From Alcoa to Freeport, Metal Producers See Cost Creep Set In – by Joe Deaux and Danielle Bochove (Bloomberg News – February 2, 2018)

https://www.bloomberg.com/

Mining and metal companies are rediscovering the downside of rallying prices: higher costs. A sharp rebound in commodity markets in the past two years put producers in a profitability sweet spot after years of cost-cutting to cope with low prices.

Now, as the upturn matures and the higher cost of energy and other materials starts to bite, some companies are beginning to struggle to maintain margins.

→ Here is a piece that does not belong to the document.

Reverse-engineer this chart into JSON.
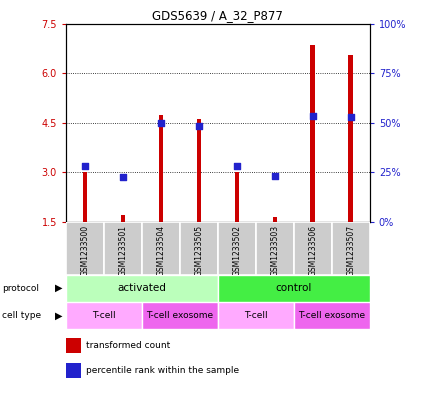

As the quarterly earnings season unfolds, companies from Alcoa Corp. to AK Steel Holding Corp. have seen their shares slump amid signs that cost creep is eating into profit.

Machinery giant Caterpillar Inc. said it expects higher material costs to mostly offset price increases for its products. Freeport-McMoRan Inc. also flagged the effect of oil’s surge in its earnings call.

Unit costs for miners probably will rise 5 percent to 10 percent this year, with energy and currency looming as the biggest immediate pressures and wage inflation more likely toward year-end, according to Roger Bell, director of mining research at Hannam & Partners LLP. Costs may also rise as producers go after more “marginal tons” by mining trickier areas, he said.